L'agronome Jonathan Dubrulle décrypte la crise agricole

1 février 2024 | Mise à jour le 1 février 2024
Par | Photo(s) : © Clement Martin
L'agronome Jonathan Dubrulle décrypte la crise agricole

25 janvier 2024, des agriculteurs en colère bloquent l'autoroute A 19 en Bourgogne.

Depuis le 18 janvier, le monde agricole exprime sa colère face à la baisse des revenus, à la concurrence des traités de libre échange et à l'accumulation de normes administratives.
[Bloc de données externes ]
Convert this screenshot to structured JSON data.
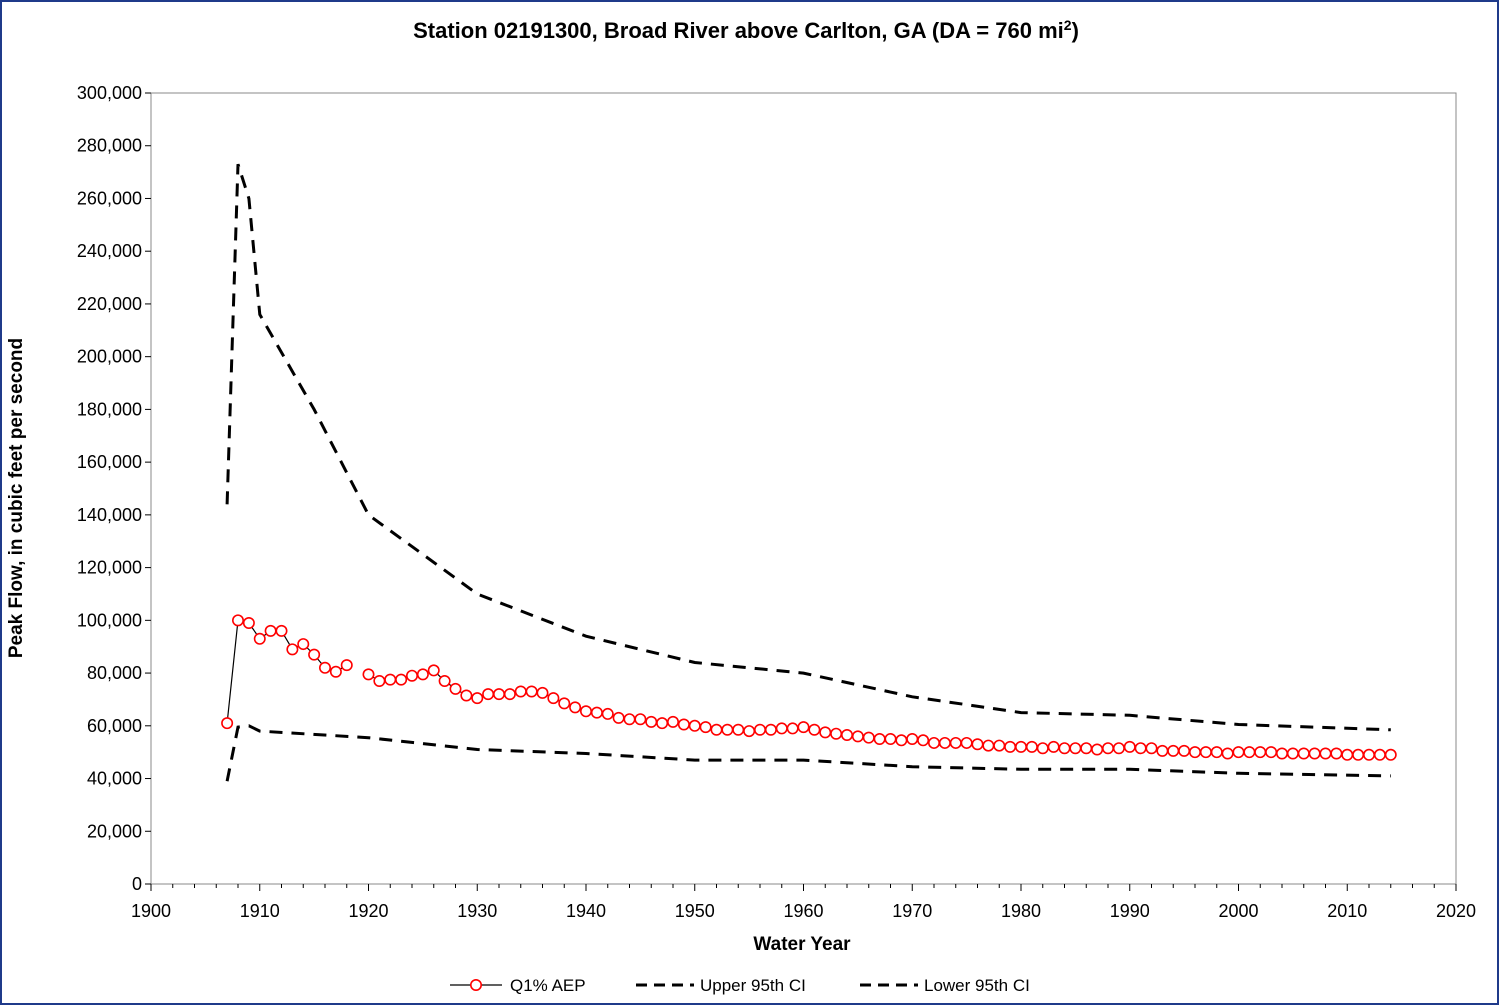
{
  "chart_data": {
    "type": "line",
    "title": "Station 02191300, Broad River above Carlton, GA (DA = 760 mi",
    "title_superscript": "2",
    "title_suffix": ")",
    "xlabel": "Water Year",
    "ylabel": "Peak Flow, in cubic feet per second",
    "xlim": [
      1900,
      2020
    ],
    "ylim": [
      0,
      300000
    ],
    "x_ticks": [
      1900,
      1910,
      1920,
      1930,
      1940,
      1950,
      1960,
      1970,
      1980,
      1990,
      2000,
      2010,
      2020
    ],
    "x_tick_labels": [
      "1900",
      "1910",
      "1920",
      "1930",
      "1940",
      "1950",
      "1960",
      "1970",
      "1980",
      "1990",
      "2000",
      "2010",
      "2020"
    ],
    "y_ticks": [
      0,
      20000,
      40000,
      60000,
      80000,
      100000,
      120000,
      140000,
      160000,
      180000,
      200000,
      220000,
      240000,
      260000,
      280000,
      300000
    ],
    "y_tick_labels": [
      "0",
      "20,000",
      "40,000",
      "60,000",
      "80,000",
      "100,000",
      "120,000",
      "140,000",
      "160,000",
      "180,000",
      "200,000",
      "220,000",
      "240,000",
      "260,000",
      "280,000",
      "300,000"
    ],
    "grid": false,
    "legend_position": "bottom",
    "series": [
      {
        "name": "Q1% AEP",
        "style": "solid-line-open-circles",
        "color": "#000000",
        "marker_color": "#ff0000",
        "segments": [
          {
            "x": [
              1907,
              1908,
              1909,
              1910,
              1911,
              1912,
              1913,
              1914,
              1915,
              1916,
              1917,
              1918
            ],
            "y": [
              61000,
              100000,
              99000,
              93000,
              96000,
              96000,
              89000,
              91000,
              87000,
              82000,
              80500,
              83000
            ]
          },
          {
            "x": [
              1920,
              1921,
              1922,
              1923,
              1924,
              1925,
              1926,
              1927,
              1928,
              1929,
              1930,
              1931,
              1932,
              1933,
              1934,
              1935,
              1936,
              1937,
              1938,
              1939,
              1940,
              1941,
              1942,
              1943,
              1944,
              1945,
              1946,
              1947,
              1948,
              1949,
              1950,
              1951,
              1952,
              1953,
              1954,
              1955,
              1956,
              1957,
              1958,
              1959,
              1960,
              1961,
              1962,
              1963,
              1964,
              1965,
              1966,
              1967,
              1968,
              1969,
              1970,
              1971,
              1972,
              1973,
              1974,
              1975,
              1976,
              1977,
              1978,
              1979,
              1980,
              1981,
              1982,
              1983,
              1984,
              1985,
              1986,
              1987,
              1988,
              1989,
              1990,
              1991,
              1992,
              1993,
              1994,
              1995,
              1996,
              1997,
              1998,
              1999,
              2000,
              2001,
              2002,
              2003,
              2004,
              2005,
              2006,
              2007,
              2008,
              2009,
              2010,
              2011,
              2012,
              2013,
              2014
            ],
            "y": [
              79500,
              77000,
              77500,
              77500,
              79000,
              79500,
              81000,
              77000,
              74000,
              71500,
              70500,
              72000,
              72000,
              72000,
              73000,
              73000,
              72500,
              70500,
              68500,
              67000,
              65500,
              65000,
              64500,
              63000,
              62500,
              62500,
              61500,
              61000,
              61500,
              60500,
              60000,
              59500,
              58500,
              58500,
              58500,
              58000,
              58500,
              58500,
              59000,
              59000,
              59500,
              58500,
              57500,
              57000,
              56500,
              56000,
              55500,
              55000,
              55000,
              54500,
              55000,
              54500,
              53500,
              53500,
              53500,
              53500,
              53000,
              52500,
              52500,
              52000,
              52000,
              52000,
              51500,
              52000,
              51500,
              51500,
              51500,
              51000,
              51500,
              51500,
              52000,
              51500,
              51500,
              50500,
              50500,
              50500,
              50000,
              50000,
              50000,
              49500,
              50000,
              50000,
              50000,
              50000,
              49500,
              49500,
              49500,
              49500,
              49500,
              49500,
              49000,
              49000,
              49000,
              49000,
              49000
            ]
          }
        ]
      },
      {
        "name": "Upper 95th CI",
        "style": "dashed",
        "color": "#000000",
        "x": [
          1907,
          1908,
          1909,
          1910,
          1915,
          1920,
          1930,
          1940,
          1950,
          1960,
          1970,
          1980,
          1990,
          2000,
          2014
        ],
        "y": [
          144000,
          273000,
          260000,
          216000,
          180000,
          140000,
          110000,
          94000,
          84000,
          80000,
          71000,
          65000,
          64000,
          60500,
          58500
        ]
      },
      {
        "name": "Lower 95th CI",
        "style": "dashed",
        "color": "#000000",
        "x": [
          1907,
          1908,
          1909,
          1910,
          1920,
          1930,
          1940,
          1950,
          1960,
          1970,
          1980,
          1990,
          2000,
          2014
        ],
        "y": [
          39000,
          59500,
          60000,
          58000,
          55500,
          51000,
          49500,
          47000,
          47000,
          44500,
          43500,
          43500,
          42000,
          41000
        ]
      }
    ]
  }
}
Alors que la FNSEA demande l’arrêt des blocages suite aux annonces du gouvernement, l’ingénieur agronome Jonathan Dubrulle décrypte pour nous ce mouvement social d’ampleur avec lequel la CGT a appelé à créer des convergences.
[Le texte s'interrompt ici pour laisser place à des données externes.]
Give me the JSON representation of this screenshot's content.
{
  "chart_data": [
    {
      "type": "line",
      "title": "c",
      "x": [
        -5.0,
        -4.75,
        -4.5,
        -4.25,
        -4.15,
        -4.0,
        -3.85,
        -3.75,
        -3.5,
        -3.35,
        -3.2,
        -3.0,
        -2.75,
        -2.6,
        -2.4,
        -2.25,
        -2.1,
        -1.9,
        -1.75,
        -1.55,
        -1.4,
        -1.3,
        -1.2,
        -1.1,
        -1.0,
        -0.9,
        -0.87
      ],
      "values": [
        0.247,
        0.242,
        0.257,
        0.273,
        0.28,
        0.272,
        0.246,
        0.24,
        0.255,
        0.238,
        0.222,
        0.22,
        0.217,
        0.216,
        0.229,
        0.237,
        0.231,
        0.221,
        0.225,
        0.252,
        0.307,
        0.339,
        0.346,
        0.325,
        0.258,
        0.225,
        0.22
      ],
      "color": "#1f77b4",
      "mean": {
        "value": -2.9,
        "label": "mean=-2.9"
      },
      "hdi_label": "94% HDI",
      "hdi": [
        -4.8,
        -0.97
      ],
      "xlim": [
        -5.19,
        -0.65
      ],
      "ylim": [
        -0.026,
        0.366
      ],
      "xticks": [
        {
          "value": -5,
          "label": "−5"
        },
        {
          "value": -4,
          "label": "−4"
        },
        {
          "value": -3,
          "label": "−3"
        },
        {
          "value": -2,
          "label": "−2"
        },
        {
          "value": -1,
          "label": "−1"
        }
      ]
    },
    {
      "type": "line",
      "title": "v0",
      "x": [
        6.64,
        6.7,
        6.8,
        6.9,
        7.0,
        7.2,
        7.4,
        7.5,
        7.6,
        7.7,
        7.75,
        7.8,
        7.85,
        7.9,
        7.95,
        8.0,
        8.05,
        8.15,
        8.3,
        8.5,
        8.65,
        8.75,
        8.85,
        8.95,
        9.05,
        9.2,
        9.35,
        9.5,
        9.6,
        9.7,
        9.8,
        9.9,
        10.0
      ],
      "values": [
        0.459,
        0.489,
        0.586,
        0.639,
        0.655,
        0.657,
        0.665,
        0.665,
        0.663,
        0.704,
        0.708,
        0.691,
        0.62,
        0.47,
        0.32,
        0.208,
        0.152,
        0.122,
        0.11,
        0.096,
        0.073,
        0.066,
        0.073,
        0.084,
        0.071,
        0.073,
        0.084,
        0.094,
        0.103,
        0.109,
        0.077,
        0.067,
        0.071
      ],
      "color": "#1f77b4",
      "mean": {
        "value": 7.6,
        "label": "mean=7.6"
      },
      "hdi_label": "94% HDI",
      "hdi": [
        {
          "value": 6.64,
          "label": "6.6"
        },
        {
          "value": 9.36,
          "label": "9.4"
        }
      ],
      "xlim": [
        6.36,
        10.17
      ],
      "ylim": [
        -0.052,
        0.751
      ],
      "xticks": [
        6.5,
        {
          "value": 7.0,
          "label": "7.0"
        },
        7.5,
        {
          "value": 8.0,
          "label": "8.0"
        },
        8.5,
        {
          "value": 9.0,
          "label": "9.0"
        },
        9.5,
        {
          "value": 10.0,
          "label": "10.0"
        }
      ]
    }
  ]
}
Dans l'entretien qu'il nous a accordé, Jonathan Dubrulle, doctorant à Agro Paris Tech met en lumière la structuration de ce mouvement hétéroclite « qui ne parle pas d'une seule voix » avec ses différences syndicales, entre un bloc d'agriculteurs affiliés à la FNSEA (syndicat majoritaire) et à la Coordination rurale, regroupement porteur d'un discours globalement sceptique vis-à-vis de la règlementation environnementale, et un ensemble de petits paysans non syndiqués ou adhérents aux syndicats de la Confédération paysanne et au Modef (Mouvement de défense des exploitants familiaux) – deux syndicats dont la CGT s'est rapprochée – d'avantage positionnés sur une logique transformatrice du modèle agricole.

L'ingénieur explique les mécanismes structurels qui ont conduit à un affaiblissement du revenu agricole disponible des exploitants, au cœur des récriminations de ce mouvement social. Il met notamment en cause le modèle agricole qui a obligé les agriculteurs à d'importants investissements techniques, avec le soutien d'aides publiques qui aujourd'hui composent l'essentiel du revenu des agriculteurs. Une situation de dépendance qui ne permet pas aux agriculteurs de vivre du fruit de leur travail et « exacerbe les colères », observe Jonathan Dubrulle. Il montre le rôle joué par le démantèlement des mécanismes d'intervention sur les prix qui a entraîné une érosion du prix payé aux producteurs, avec un partage de la valeur « très inégalitaire » entre les agriculteurs, mal rémunérés, et des acteurs de l'agro-industrie et de la distribution qui s'assurent des marges importantes. « Cette question du revenu doit aussi se traduire par une remise en cause des modalités de partage de la valeur pour aller vers des pratiques agro-écologiques qui puissent concilier juste rémunération du producteur et environnement », estime-t-il.

Solidaire du mouvement, la CGT considère elle-aussi que « le défi environnemental exige de revoir en profondeur le modèle agricole ». L'organisation a appelé le 25 janvier ses adhérents « à créer les conditions permettant de faire converger les revendications des salarié·es, des travailleuses et des travailleurs agricoles et des agricultrices et des agriculteurs » qui manifestent et organisent partout en France des blocages pour exprimer leur colère.